In deze zaak heeft de Rechtbank Limburg op 25 februari 2022 uitspraak gedaan in een geschil over een planschadevergoeding. Eiseres, Projon BV, heeft beroep ingesteld tegen het besluit van het college van burgemeester en wethouders van de gemeente Venlo, dat een planschadevergoeding van € 3.500,00 had toegekend aan de derde-partij, de erfgenaam van een woning in het plangebied van een nieuw uitwerkingsplan. Eiseres was van mening dat de toekenning van de planschadevergoeding onterecht was, omdat er geen sprake zou zijn van een planologische verslechtering en dat de derde-partij niet tijdig bezwaar had gemaakt tegen het primair besluit.
De rechtbank heeft vastgesteld dat de derde-partij eigenaar was van de woning en dat het uitwerkingsplan de bouw van 17 woningen mogelijk maakte. De rechtbank oordeelde dat verweerder zich terecht had gebaseerd op het advies van de onafhankelijke adviescommissie, die had geconcludeerd dat er sprake was van een planologische verslechtering.
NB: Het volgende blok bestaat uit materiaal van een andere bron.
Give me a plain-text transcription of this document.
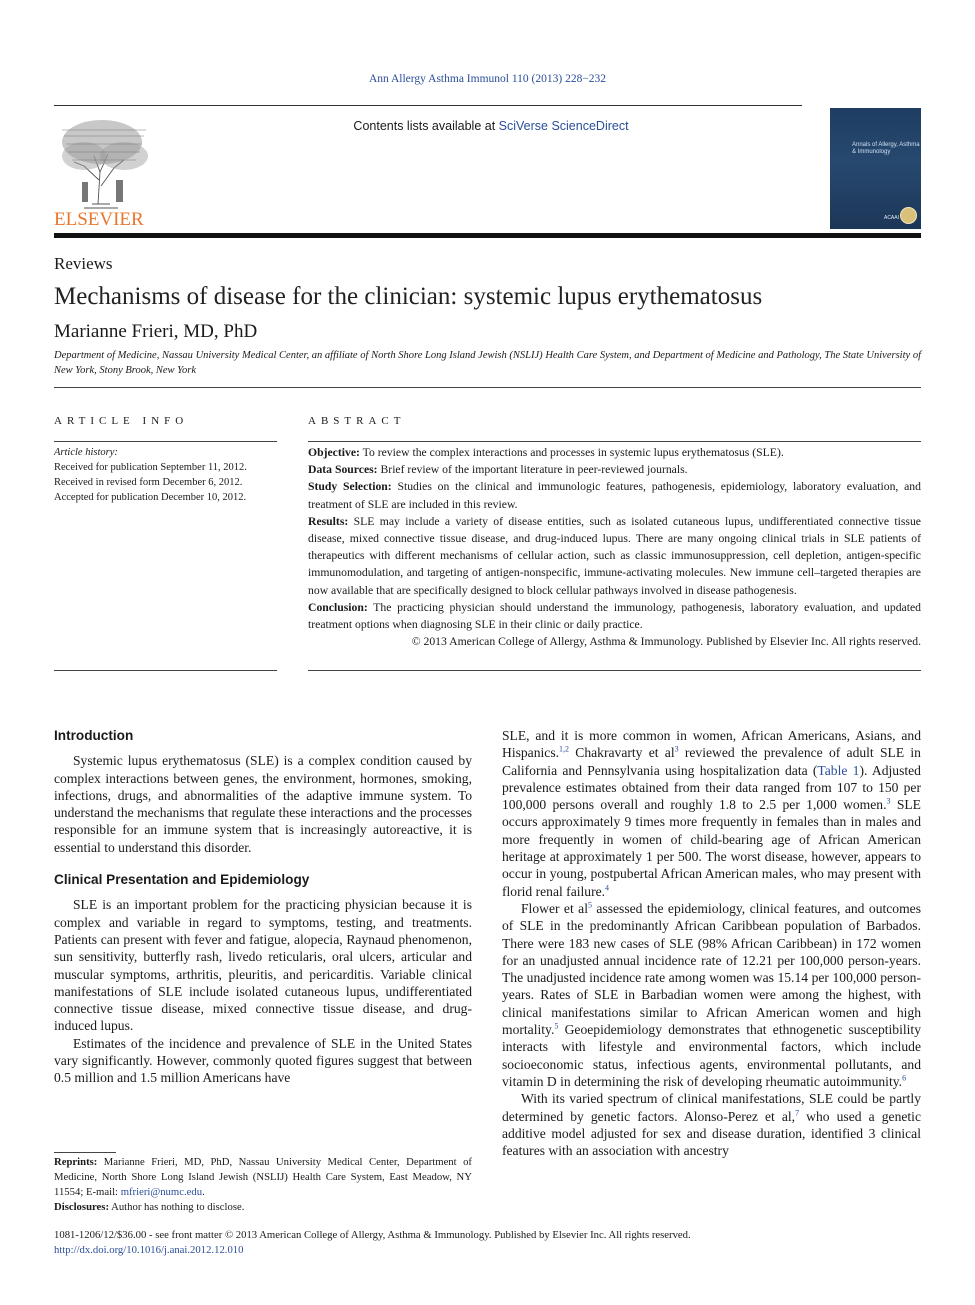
Ann Allergy Asthma Immunol 110 (2013) 228−232
ELSEVIER
Contents lists available at SciVerse ScienceDirect
Annals of Allergy, Asthma & Immunology
ACAAI
Reviews
Mechanisms of disease for the clinician: systemic lupus erythematosus
Marianne Frieri, MD, PhD
Department of Medicine, Nassau University Medical Center, an affiliate of North Shore Long Island Jewish (NSLIJ) Health Care System, and Department of Medicine and Pathology, The State University of New York, Stony Brook, New York
ARTICLE INFO	ABSTRACT
Article history:
Received for publication September 11, 2012.
Received in revised form December 6, 2012.
Accepted for publication December 10, 2012.

Objective: To review the complex interactions and processes in systemic lupus erythematosus (SLE).

Data Sources: Brief review of the important literature in peer-reviewed journals.

Study Selection: Studies on the clinical and immunologic features, pathogenesis, epidemiology, laboratory evaluation, and treatment of SLE are included in this review.

Results: SLE may include a variety of disease entities, such as isolated cutaneous lupus, undifferentiated connective tissue disease, mixed connective tissue disease, and drug-induced lupus. There are many ongoing clinical trials in SLE patients of therapeutics with different mechanisms of cellular action, such as classic immunosuppression, cell depletion, antigen-specific immunomodulation, and targeting of antigen-nonspecific, immune-activating molecules. New immune cell–targeted therapies are now available that are specifically designed to block cellular pathways involved in disease pathogenesis.

Conclusion: The practicing physician should understand the immunology, pathogenesis, laboratory evaluation, and updated treatment options when diagnosing SLE in their clinic or daily practice.

© 2013 American College of Allergy, Asthma & Immunology. Published by Elsevier Inc. All rights reserved.

Introduction

Systemic lupus erythematosus (SLE) is a complex condition caused by complex interactions between genes, the environment, hormones, smoking, infections, drugs, and abnormalities of the adaptive immune system. To understand the mechanisms that regulate these interactions and the processes responsible for an immune system that is increasingly autoreactive, it is essential to understand this disorder.

Clinical Presentation and Epidemiology

SLE is an important problem for the practicing physician because it is complex and variable in regard to symptoms, testing, and treatments. Patients can present with fever and fatigue, alopecia, Raynaud phenomenon, sun sensitivity, butterfly rash, livedo reticularis, oral ulcers, articular and muscular symptoms, arthritis, pleuritis, and pericarditis. Variable clinical manifestations of SLE include isolated cutaneous lupus, undifferentiated connective tissue disease, mixed connective tissue disease, and drug-induced lupus.

Estimates of the incidence and prevalence of SLE in the United States vary significantly. However, commonly quoted figures suggest that between 0.5 million and 1.5 million Americans have

SLE, and it is more common in women, African Americans, Asians, and Hispanics.$^{1,2}$ Chakravarty et $al^3$ reviewed the prevalence of adult SLE in California and Pennsylvania using hospitalization data (Table 1). Adjusted prevalence estimates obtained from their data ranged from 107 to 150 per 100,000 persons overall and roughly 1.8 to 2.5 per 1,000 women.$^3$ SLE occurs approximately 9 times more frequently in females than in males and more frequently in women of child-bearing age of African American heritage at approximately 1 per 500. The worst disease, however, appears to occur in young, postpubertal African American males, who may present with florid renal failure.$^4$

Flower et $al^5$ assessed the epidemiology, clinical features, and outcomes of SLE in the predominantly African Caribbean population of Barbados. There were 183 new cases of SLE (98% African Caribbean) in 172 women for an unadjusted annual incidence rate of 12.21 per 100,000 person-years. The unadjusted incidence rate among women was 15.14 per 100,000 person-years. Rates of SLE in Barbadian women were among the highest, with clinical manifestations similar to African American women and high mortality.$^5$ Geoepidemiology demonstrates that ethnogenetic susceptibility interacts with lifestyle and environmental factors, which include socioeconomic status, infectious agents, environmental pollutants, and vitamin D in determining the risk of developing rheumatic autoimmunity.$^6$

With its varied spectrum of clinical manifestations, SLE could be partly determined by genetic factors. Alonso-Perez et al,$^7$ who used a genetic additive model adjusted for sex and disease duration, identified 3 clinical features with an association with ancestry

Reprints: Marianne Frieri, MD, PhD, Nassau University Medical Center, Department of Medicine, North Shore Long Island Jewish (NSLIJ) Health Care System, East Meadow, NY 11554; E-mail: mfrieri@numc.edu.

Disclosures: Author has nothing to disclose.

1081-1206/12/$36.00 - see front matter © 2013 American College of Allergy, Asthma & Immunology. Published by Elsevier Inc. All rights reserved.
http://dx.doi.org/10.1016/j.anai.2012.12.010
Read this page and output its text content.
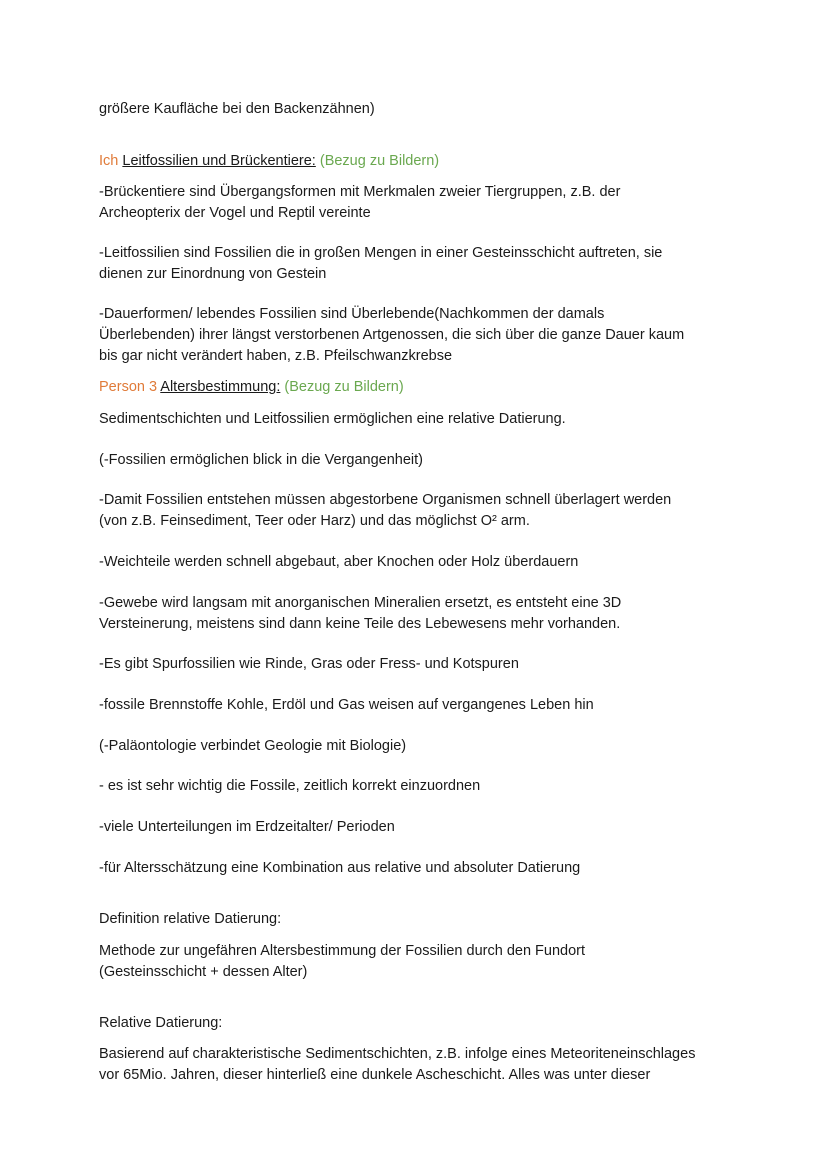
größere Kaufläche bei den Backenzähnen)
Ich Leitfossilien und Brückentiere: (Bezug zu Bildern)
-Brückentiere sind Übergangsformen mit Merkmalen zweier Tiergruppen, z.B. der
Archeopterix der Vogel und Reptil vereinte
-Leitfossilien sind Fossilien die in großen Mengen in einer Gesteinsschicht auftreten, sie
dienen zur Einordnung von Gestein
-Dauerformen/ lebendes Fossilien sind Überlebende(Nachkommen der damals
Überlebenden) ihrer längst verstorbenen Artgenossen, die sich über die ganze Dauer kaum
bis gar nicht verändert haben, z.B. Pfeilschwanzkrebse
Person 3 Altersbestimmung: (Bezug zu Bildern)
Sedimentschichten und Leitfossilien ermöglichen eine relative Datierung.
(-Fossilien ermöglichen blick in die Vergangenheit)
-Damit Fossilien entstehen müssen abgestorbene Organismen schnell überlagert werden
(von z.B. Feinsediment, Teer oder Harz) und das möglichst O² arm.
-Weichteile werden schnell abgebaut, aber Knochen oder Holz überdauern
-Gewebe wird langsam mit anorganischen Mineralien ersetzt, es entsteht eine 3D
Versteinerung, meistens sind dann keine Teile des Lebewesens mehr vorhanden.
-Es gibt Spurfossilien wie Rinde, Gras oder Fress- und Kotspuren
-fossile Brennstoffe Kohle, Erdöl und Gas weisen auf vergangenes Leben hin
(-Paläontologie verbindet Geologie mit Biologie)
- es ist sehr wichtig die Fossile, zeitlich korrekt einzuordnen
-viele Unterteilungen im Erdzeitalter/ Perioden
-für Altersschätzung eine Kombination aus relative und absoluter Datierung
Definition relative Datierung:
Methode zur ungefähren Altersbestimmung der Fossilien durch den Fundort
(Gesteinsschicht + dessen Alter)
Relative Datierung:
Basierend auf charakteristische Sedimentschichten, z.B. infolge eines Meteoriteneinschlages
vor 65Mio. Jahren, dieser hinterließ eine dunkele Ascheschicht. Alles was unter dieser
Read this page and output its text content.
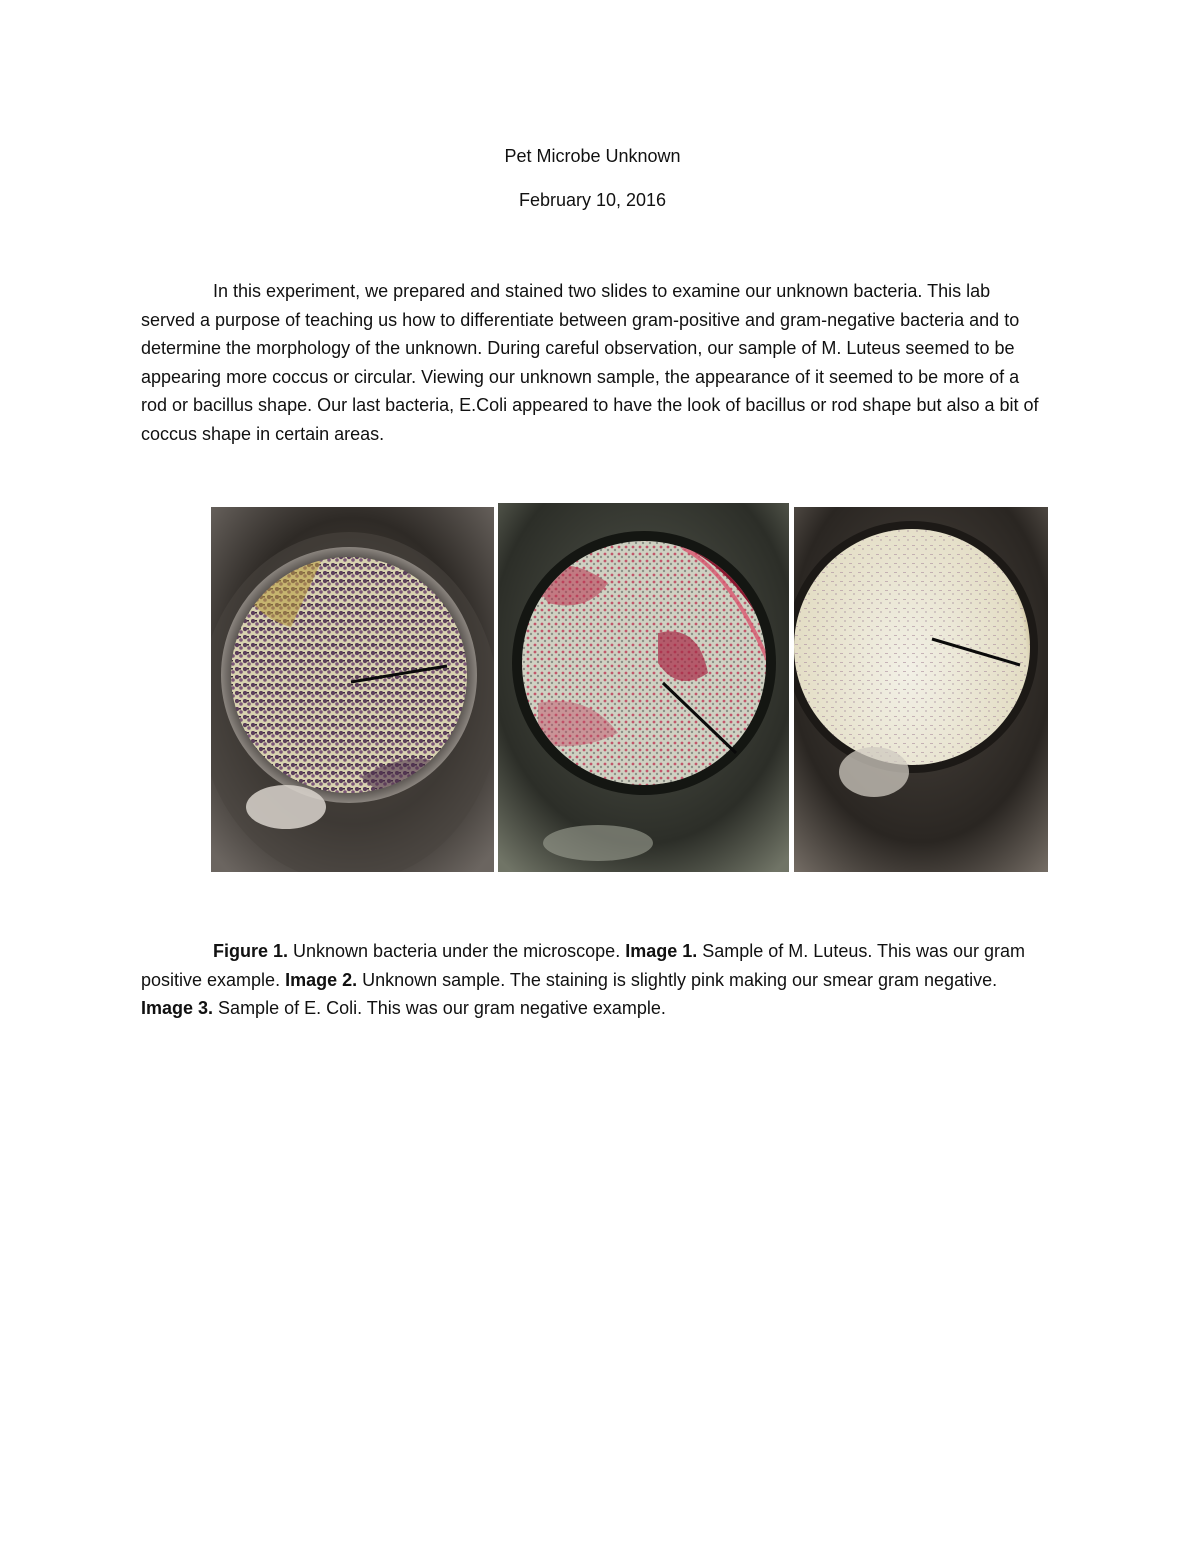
Pet Microbe Unknown
February 10, 2016

In this experiment, we prepared and stained two slides to examine our unknown bacteria. This lab served a purpose of teaching us how to differentiate between gram-positive and gram-negative bacteria and to determine the morphology of the unknown. During careful observation, our sample of M. Luteus seemed to be appearing more coccus or circular. Viewing our unknown sample, the appearance of it seemed to be more of a rod or bacillus shape. Our last bacteria, E.Coli appeared to have the look of bacillus or rod shape but also a bit of coccus shape in certain areas.

Figure 1. Unknown bacteria under the microscope. Image 1. Sample of M. Luteus. This was our gram positive example. Image 2. Unknown sample. The staining is slightly pink making our smear gram negative. Image 3. Sample of E. Coli. This was our gram negative example.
Eiseres had geen contra-advies overgelegd om de conclusies van de adviescommissie te betwisten.
Daarnaast heeft de rechtbank geoordeeld dat de termijnoverschrijding van de derde-partij voor het indienen van bezwaar verschoonbaar was, omdat deze niet correct op de hoogte was gesteld van het primair besluit. De rechtbank concludeerde dat er geen voorzienbaarheid was van de planologische wijziging van agrarische bestemming naar woningbouw ten tijde van de aankoop van het perceel door de derde-partij. Het beroep van eiseres werd ongegrond verklaard, en de rechtbank bevestigde de toekenning van de planschadevergoeding aan de derde-partij.